San Juan, Puerto Rico

# Heterothread: Hybrid Thread Level Parallelism on Heterogeneous Multicore Architectures

Chao Wang School of Computer Science Univ. of Sci. & Tech. of China

chao.wang@ieee.org

Xi Li School of Computer Science Univ. of Sci. & Tech. of China

llxx@ustc.edu.cn

Xuehai Zhou School of Computer Science Univ. of Sci. & Tech. of China

## xhzhou@ustc.edu.cn

# ABSTRACT

In this paper, we introduce middleware architecture to support hybrid thread level parallelism on heterogeneous multicore architectures, called Heterothread. Heterothread constructs a hierarchical level model for user programming and parallel task execution dataflow. Heterothread can provide unified programming interfaces which allow applications remain the same when the physical hardware (CPU, GPU, DSP and FPGA) is reconfigured or migrated. Consequently it can meet the real-time demands more efficiently than most state-of-the-art operating systems.
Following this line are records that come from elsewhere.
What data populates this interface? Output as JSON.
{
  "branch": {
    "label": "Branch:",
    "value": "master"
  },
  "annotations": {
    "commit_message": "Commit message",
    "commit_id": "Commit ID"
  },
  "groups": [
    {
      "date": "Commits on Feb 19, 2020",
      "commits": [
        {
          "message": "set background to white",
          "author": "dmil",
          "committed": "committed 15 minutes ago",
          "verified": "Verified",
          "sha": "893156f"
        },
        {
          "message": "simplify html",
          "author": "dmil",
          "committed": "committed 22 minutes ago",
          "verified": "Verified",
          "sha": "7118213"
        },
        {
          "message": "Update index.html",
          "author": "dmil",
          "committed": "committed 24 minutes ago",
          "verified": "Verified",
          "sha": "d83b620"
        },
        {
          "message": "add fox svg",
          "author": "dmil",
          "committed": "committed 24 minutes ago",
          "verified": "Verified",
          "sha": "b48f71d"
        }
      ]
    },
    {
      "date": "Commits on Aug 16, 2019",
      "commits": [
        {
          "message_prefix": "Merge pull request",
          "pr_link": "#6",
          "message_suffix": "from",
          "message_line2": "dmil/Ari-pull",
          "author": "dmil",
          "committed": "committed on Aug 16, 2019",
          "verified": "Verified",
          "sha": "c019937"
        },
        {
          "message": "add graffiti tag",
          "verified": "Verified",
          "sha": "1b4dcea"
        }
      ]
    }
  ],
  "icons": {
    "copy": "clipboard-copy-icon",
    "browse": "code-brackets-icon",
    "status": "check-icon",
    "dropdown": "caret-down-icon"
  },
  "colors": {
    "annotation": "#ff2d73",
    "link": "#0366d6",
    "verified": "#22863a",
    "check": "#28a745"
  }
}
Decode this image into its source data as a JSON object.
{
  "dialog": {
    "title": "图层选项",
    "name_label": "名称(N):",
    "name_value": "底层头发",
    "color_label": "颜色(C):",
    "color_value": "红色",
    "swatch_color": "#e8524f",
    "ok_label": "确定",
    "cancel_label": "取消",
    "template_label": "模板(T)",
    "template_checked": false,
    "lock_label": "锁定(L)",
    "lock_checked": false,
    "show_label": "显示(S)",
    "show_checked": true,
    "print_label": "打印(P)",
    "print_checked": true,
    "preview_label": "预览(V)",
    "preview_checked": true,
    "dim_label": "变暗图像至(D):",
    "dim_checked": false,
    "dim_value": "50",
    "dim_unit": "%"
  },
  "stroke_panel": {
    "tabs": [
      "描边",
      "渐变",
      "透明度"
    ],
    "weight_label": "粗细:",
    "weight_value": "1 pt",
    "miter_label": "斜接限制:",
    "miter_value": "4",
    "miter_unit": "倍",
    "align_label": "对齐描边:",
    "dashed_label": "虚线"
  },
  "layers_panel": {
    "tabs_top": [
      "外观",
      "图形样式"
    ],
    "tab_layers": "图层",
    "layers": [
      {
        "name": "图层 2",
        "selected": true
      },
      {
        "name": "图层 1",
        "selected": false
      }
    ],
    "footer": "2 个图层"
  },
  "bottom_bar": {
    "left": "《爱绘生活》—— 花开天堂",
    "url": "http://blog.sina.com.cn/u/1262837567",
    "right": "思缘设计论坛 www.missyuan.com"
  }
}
A prototype has been built on FPGA to demonstrate Heterothread can achieve significant speedups against Linux kernels.

# **Categories and Subject Descriptors**

D.4.1 [Operating Systems]: Multiprocessing/multiprogramming/

## **General Terms**

Performance, Design

# Keywords

Architectural support; middleware; dynamic reconfiguration;

# 1. INTRODUCTION

Heterogeneous architecture is dominating [1]. However, it still poses a significant challenge to build a moderate operating system or middleware to manipulate threads running on different architectures efficiently (e.g. CPU, GPU, DSP, and FPGA). Current ongoing projects like fos [2] and barrelfish [3] is still pursuing a fine approach. With respect to the real time demand on heterogeneous architectures, how to obtain sufficient timing predictability is still posing significant challenge. In order to tackle this problem, the major contribution of this paper is to propose a middleware hierarchical model to support hybrid MPSoC reconfigurations. Heterothread provides acceleration engines to diverse applications by substituting IP cores dynamically. After hardware is reconfigured, Heterothread will reorganize the task partitioning, mapping and scheduling strategies, which keep the APIs unchanged to users. The entire architectural model consists of both software and hardware thread level controller modules.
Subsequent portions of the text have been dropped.